Guider au mieux patients et familles dans leurs choix

Le conseil génétique occupe une place importante dans la prise en charge des patients et de leur famille. Les différents concepts génétiques pouvant être complexes, le généticien clinicien ou le conseiller en génétique est le plus à même de les expliquer. Enfin, les liens entre le conseil génétique et les professionnels des CRCM pourraient également être renforcés, afin de fournir une information complète sur la mucoviscidose et sa prise en charge à l’ère des modulateurs, et permettre aux personnes de prendre des décisions parfois difficiles de manière éclairée et la plus sereine possible.

Références
1. The Cystic Fibrosis Mutation Database. CFTR1. http://www.genet.sickkids.on.ca/
2. The Clinical and Functional Translation of CFTR (CFTR2). http://cftr2.org
3. Protocole national de diagnostic et de soins (PNDS). Évaluation diagnostique et prise en charge des affections liées ou associées à CFTR. Novembre 2021. https://urls.fr/pwoFwX
4. Raynal C, Corvol H. Variant classifications, databases and genotype-phenotype correlations. Arch Pediatr 2020;27 Suppl 1:eS13-eS18.
5. Claustres M, Theze C, des Georges M, et al. CFTR-France, a national relational patient database for sharing genetic and phenotypic data associated with rare CFTR variants. Hum Mutat 2017;38(10):1297-315.
6. Boussaroque A, Audrezet MP, Raynal C, et al. Penetrance is a critical parameter for assessing the disease liability of CFTR variants. J Cyst Fibros 2020;19(6):949-54.
7. Bieth E, Nectoux J, Girardet A, et al. Genetic counseling for cystic fibrosis: A basic model with new challenges. Arch Pediatr 2020;27 Suppl 1:eS30-eS34.

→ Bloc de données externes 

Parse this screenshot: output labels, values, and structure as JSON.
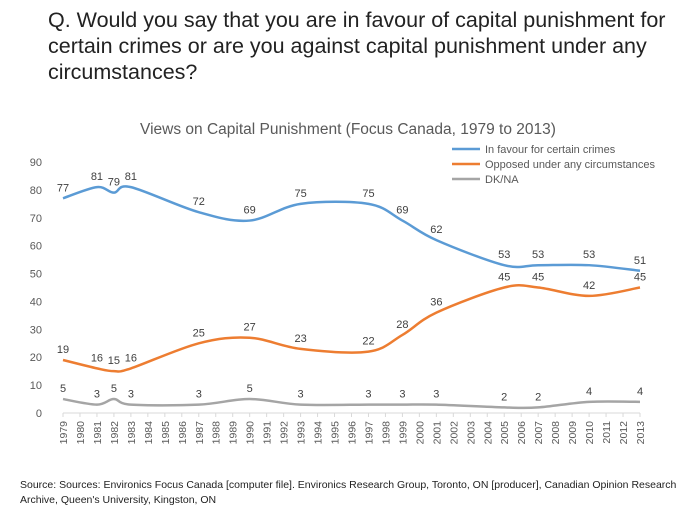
{
  "question": "Q.  Would you say that you are in favour of capital punishment for certain crimes or are you against capital punishment under any circumstances?",
  "source": "Source:  Sources: Environics Focus Canada [computer file]. Environics Research Group, Toronto, ON [producer], Canadian Opinion Research Archive, Queen's University, Kingston, ON",
  "chart_data": {
    "type": "line",
    "title": "Views on Capital Punishment (Focus Canada, 1979 to 2013)",
    "xlabel": "",
    "ylabel": "",
    "ylim": [
      0,
      90
    ],
    "yticks": [
      0,
      10,
      20,
      30,
      40,
      50,
      60,
      70,
      80,
      90
    ],
    "grid": false,
    "legend_position": "top-right",
    "x": [
      "1979",
      "1980",
      "1981",
      "1982",
      "1983",
      "1984",
      "1985",
      "1986",
      "1987",
      "1988",
      "1989",
      "1990",
      "1991",
      "1992",
      "1993",
      "1994",
      "1995",
      "1996",
      "1997",
      "1998",
      "1999",
      "2000",
      "2001",
      "2002",
      "2003",
      "2004",
      "2005",
      "2006",
      "2007",
      "2008",
      "2009",
      "2010",
      "2011",
      "2012",
      "2013"
    ],
    "series": [
      {
        "name": "In favour for certain crimes",
        "color": "#5B9BD5",
        "points": [
          {
            "x": "1979",
            "y": 77
          },
          {
            "x": "1981",
            "y": 81
          },
          {
            "x": "1982",
            "y": 79
          },
          {
            "x": "1983",
            "y": 81
          },
          {
            "x": "1987",
            "y": 72
          },
          {
            "x": "1990",
            "y": 69
          },
          {
            "x": "1993",
            "y": 75
          },
          {
            "x": "1997",
            "y": 75
          },
          {
            "x": "1999",
            "y": 69
          },
          {
            "x": "2001",
            "y": 62
          },
          {
            "x": "2005",
            "y": 53
          },
          {
            "x": "2007",
            "y": 53
          },
          {
            "x": "2010",
            "y": 53
          },
          {
            "x": "2013",
            "y": 51
          }
        ]
      },
      {
        "name": "Opposed under any circumstances",
        "color": "#ED7D31",
        "points": [
          {
            "x": "1979",
            "y": 19
          },
          {
            "x": "1981",
            "y": 16
          },
          {
            "x": "1982",
            "y": 15
          },
          {
            "x": "1983",
            "y": 16
          },
          {
            "x": "1987",
            "y": 25
          },
          {
            "x": "1990",
            "y": 27
          },
          {
            "x": "1993",
            "y": 23
          },
          {
            "x": "1997",
            "y": 22
          },
          {
            "x": "1999",
            "y": 28
          },
          {
            "x": "2001",
            "y": 36
          },
          {
            "x": "2005",
            "y": 45
          },
          {
            "x": "2007",
            "y": 45
          },
          {
            "x": "2010",
            "y": 42
          },
          {
            "x": "2013",
            "y": 45
          }
        ]
      },
      {
        "name": "DK/NA",
        "color": "#A5A5A5",
        "points": [
          {
            "x": "1979",
            "y": 5
          },
          {
            "x": "1981",
            "y": 3
          },
          {
            "x": "1982",
            "y": 5
          },
          {
            "x": "1983",
            "y": 3
          },
          {
            "x": "1987",
            "y": 3
          },
          {
            "x": "1990",
            "y": 5
          },
          {
            "x": "1993",
            "y": 3
          },
          {
            "x": "1997",
            "y": 3
          },
          {
            "x": "1999",
            "y": 3
          },
          {
            "x": "2001",
            "y": 3
          },
          {
            "x": "2005",
            "y": 2
          },
          {
            "x": "2007",
            "y": 2
          },
          {
            "x": "2010",
            "y": 4
          },
          {
            "x": "2013",
            "y": 4
          }
        ]
      }
    ]
  }
}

8. Bienvenu T, Lopez M, Girodon E. Molecular diagnosis and genetic counseling of cystic fibrosis and related disorders: New challenges. Genes (Basel) 2020;11(6):619. 
9. Gruber A, Pacault M, El Khattabi LA, et al. Non-invasive prenatal diagnosis of paternally inherited disorders from maternal plasma: Detection of NF1 and CFTR mutations using droplet digital PCR. Clin Chem Lab Med 2018;56(5):728-38.
10. Burgel PR, Sermet-Gaudelus I, Durieu I, et al. The French Compassionate Program of elexacaftor-tezacaftor-ivacaftor in people with cystic fibrosis with advanced lung disease and no F508del CFTR variant. Eur Respir J 2023:2202437.
11. Burgel PR, Sermet-Gaudelus I, Girodon E, Durieu I et al.The expanded French compassionate programme for elexacaftor-tezacaftor-ivacaftor use in people with cystic fibrosis without a F508del CFTR variant: A real-world study. Lancet Respir Med 2024;12(11):888-900.